And Jesus said, “Father, forgive them, for they know not what they do.”
-Luke 23:34
That Christ could pray this in the midst of such sorrow and abandonment shocks me.
His tormentors have hoisted him up, pierced his body, pinned him to a cross. Through a kangaroo court’s trumped-up charges, beatings, and his betrayal by friends, he utters those words–some of his last–that echo throughout all of human history and wrongdoing. They undoubtedly apply to his executors, but I’m certain Christ looks at all if us caught up in the muck and mire of the human condition and compassionately offers the same lament.
I’ve recently seen the conclusion of a landlord-tenant dispute (well, at least the legal conclusion) over possession of a home. It’s wonderfully epic in its smallness.
Hardly a legal drama in the sense of what screens on TV, it has involved family conflict, fist fights, drug sales, lies, breaking and entering, and most recently, arrests. My client, the landlord, has been wronged significantly along the way, and by her own flesh and blood at that.

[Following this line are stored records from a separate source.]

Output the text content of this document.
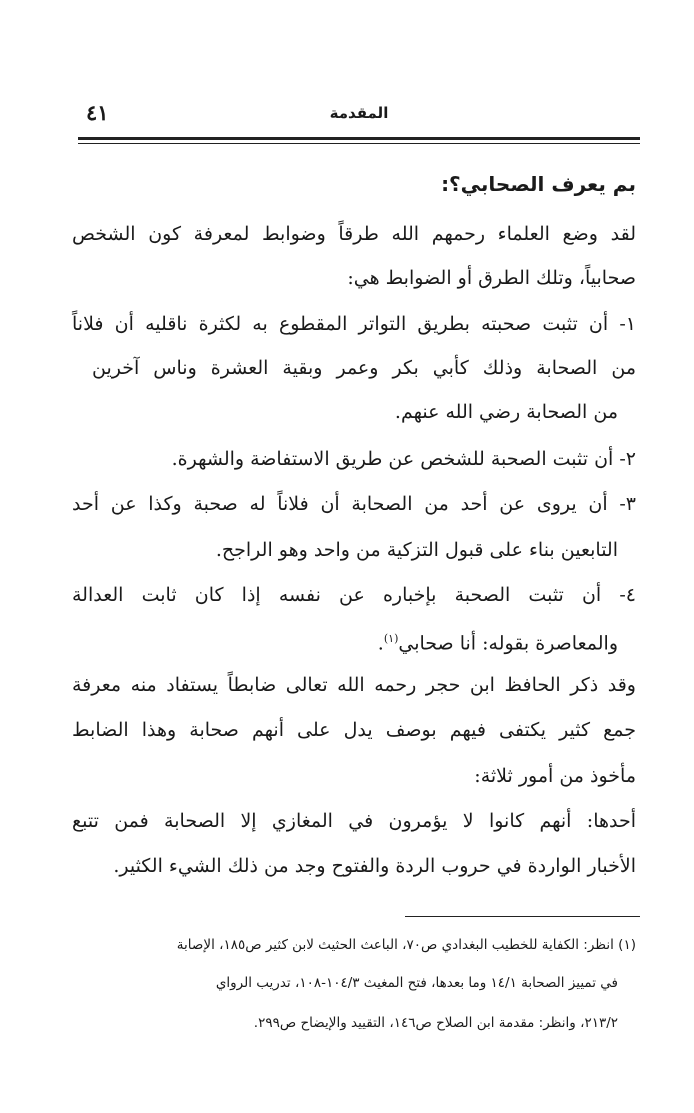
المقدمة
٤١
بم يعرف الصحابي؟:
لقد وضع العلماء رحمهم الله طرقاً وضوابط لمعرفة كون الشخص
صحابياً، وتلك الطرق أو الضوابط هي:
١- أن تثبت صحبته بطريق التواتر المقطوع به لكثرة ناقليه أن فلاناً
من الصحابة وذلك كأبي بكر وعمر وبقية العشرة وناس آخرين
من الصحابة رضي الله عنهم.
٢- أن تثبت الصحبة للشخص عن طريق الاستفاضة والشهرة.
٣- أن يروى عن أحد من الصحابة أن فلاناً له صحبة وكذا عن أحد
التابعين بناء على قبول التزكية من واحد وهو الراجح.
٤- أن تثبت الصحبة بإخباره عن نفسه إذا كان ثابت العدالة
والمعاصرة بقوله: أنا صحابي$^{(١)}$.
وقد ذكر الحافظ ابن حجر رحمه الله تعالى ضابطاً يستفاد منه معرفة
جمع كثير يكتفى فيهم بوصف يدل على أنهم صحابة وهذا الضابط
مأخوذ من أمور ثلاثة:
أحدها: أنهم كانوا لا يؤمرون في المغازي إلا الصحابة فمن تتبع
الأخبار الواردة في حروب الردة والفتوح وجد من ذلك الشيء الكثير.
(١) انظر: الكفاية للخطيب البغدادي ص٧٠، الباعث الحثيث لابن كثير ص١٨٥، الإصابة
في تمييز الصحابة ١٤/١ وما بعدها، فتح المغيث ١٠٤/٣-١٠٨، تدريب الرواي
٢١٣/٢، وانظر: مقدمة ابن الصلاح ص١٤٦، التقييد والإيضاح ص٢٩٩.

Throughout the representation, I’ve been horrified by the behavior of my opponents. Their baseness eats at me, the brazenness of their willingness to hurt my client. It leads me to loath them. I’m tempted to minimize their humanity and view them as beyond redemption.

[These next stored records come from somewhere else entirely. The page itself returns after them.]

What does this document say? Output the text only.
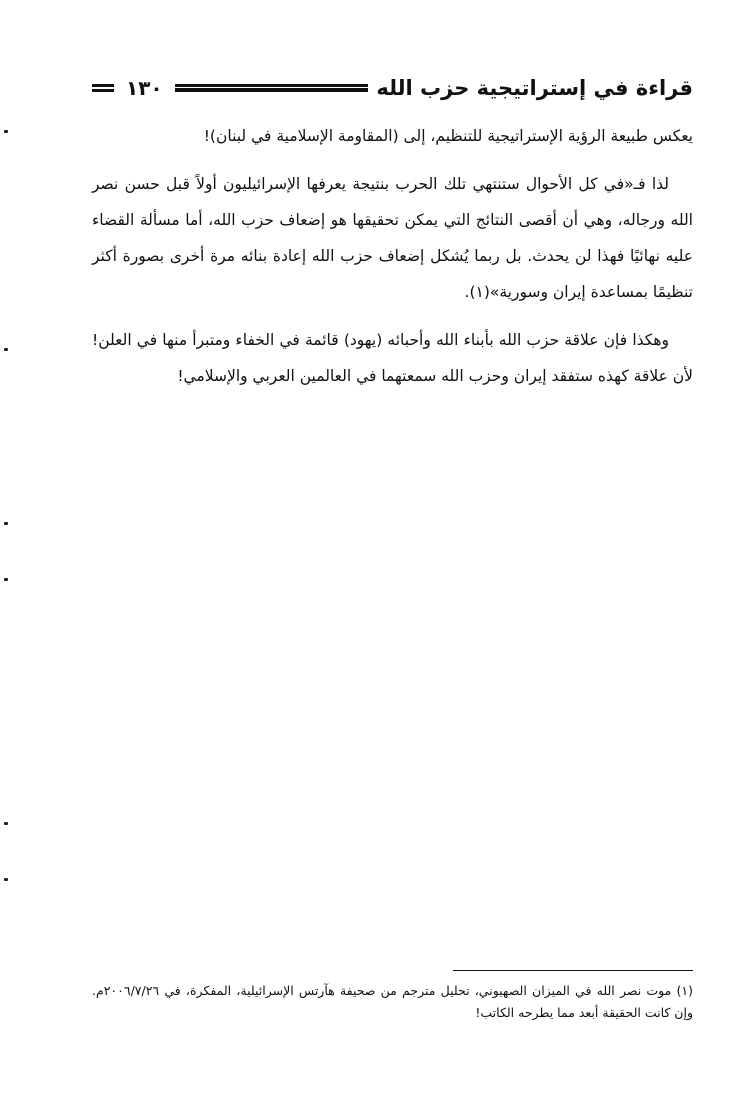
قراءة في إستراتيجية حزب الله
١٣٠

يعكس طبيعة الرؤية الإستراتيجية للتنظيم، إلى (المقاومة الإسلامية في لبنان)!

لذا فـ«في كل الأحوال ستنتهي تلك الحرب بنتيجة يعرفها الإسرائيليون أولاً قبل حسن نصر الله ورجاله، وهي أن أقصى النتائج التي يمكن تحقيقها هو إضعاف حزب الله، أما مسألة القضاء عليه نهائيًا فهذا لن يحدث. بل ربما يُشكل إضعاف حزب الله إعادة بنائه مرة أخرى بصورة أكثر تنظيمًا بمساعدة إيران وسورية»(١).

وهكذا فإن علاقة حزب الله بأبناء الله وأحبائه (يهود) قائمة في الخفاء ومتبرأ منها في العلن! لأن علاقة كهذه ستفقد إيران وحزب الله سمعتهما في العالمين العربي والإسلامي!

(١) موت نصر الله في الميزان الصهيوني، تحليل مترجم من صحيفة هآرتس الإسرائيلية، المفكرة، في ٢٠٠٦/٧/٢٦م. وإن كانت الحقيقة أبعد مما يطرحه الكاتب!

This condemnation seems a disease caught from working in the law.
As lawyers, we strip away the complexity of human experience to tell black-and-white morality tales. Jesus saw the depth of misunderstanding and confusion that trapped his accusers and those who would condemn him, so caught up in the ecstasy of their self-righteous wrong. But he did not call for them to be cut down. He prayed for them. I must do the same for my adversaries.

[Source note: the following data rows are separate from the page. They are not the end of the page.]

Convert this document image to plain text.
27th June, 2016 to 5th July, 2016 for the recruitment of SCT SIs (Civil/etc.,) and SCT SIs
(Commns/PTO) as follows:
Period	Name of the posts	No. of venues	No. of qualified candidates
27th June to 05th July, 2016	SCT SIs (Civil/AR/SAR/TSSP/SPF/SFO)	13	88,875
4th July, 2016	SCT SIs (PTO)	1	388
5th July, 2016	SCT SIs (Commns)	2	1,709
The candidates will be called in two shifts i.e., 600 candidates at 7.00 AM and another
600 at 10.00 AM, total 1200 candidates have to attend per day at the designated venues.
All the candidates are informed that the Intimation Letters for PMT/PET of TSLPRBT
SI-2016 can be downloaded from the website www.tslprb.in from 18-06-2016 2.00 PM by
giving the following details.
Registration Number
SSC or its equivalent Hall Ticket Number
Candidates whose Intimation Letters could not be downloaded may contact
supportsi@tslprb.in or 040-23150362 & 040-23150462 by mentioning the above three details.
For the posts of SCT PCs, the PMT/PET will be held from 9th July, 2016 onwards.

My clients have reminded me of this. Despite their hurt and betrayal, despite being put through the ringer with repeated hearings in different courts and nervous waiting for months and months to see if they would have their home restored to them, they have taken Jesus’ tact (always a good course), essentially repeating his words on the cross.
Father, forgive them, for they know not what they do
They are so lost they can’t find their way home. They can’t see a way out from their soul-blighting sin and suffer for it. They are not excused for the hurt they cause, but Lord have mercy on them, as you do me, for we are so confused we don’t understand the depth of the wrong we do.
Yellow Arrows is a series of posts looking to Christ’s life and ministry for direction in our legal travails, trying to answer the question “What Would Jesus Practice?” Just as pilgrims through the centuries have marked their route to holy destinations with yellow arrows, Christ guides us weary pilgrims in the legal profession hoping to see his Kingdom come.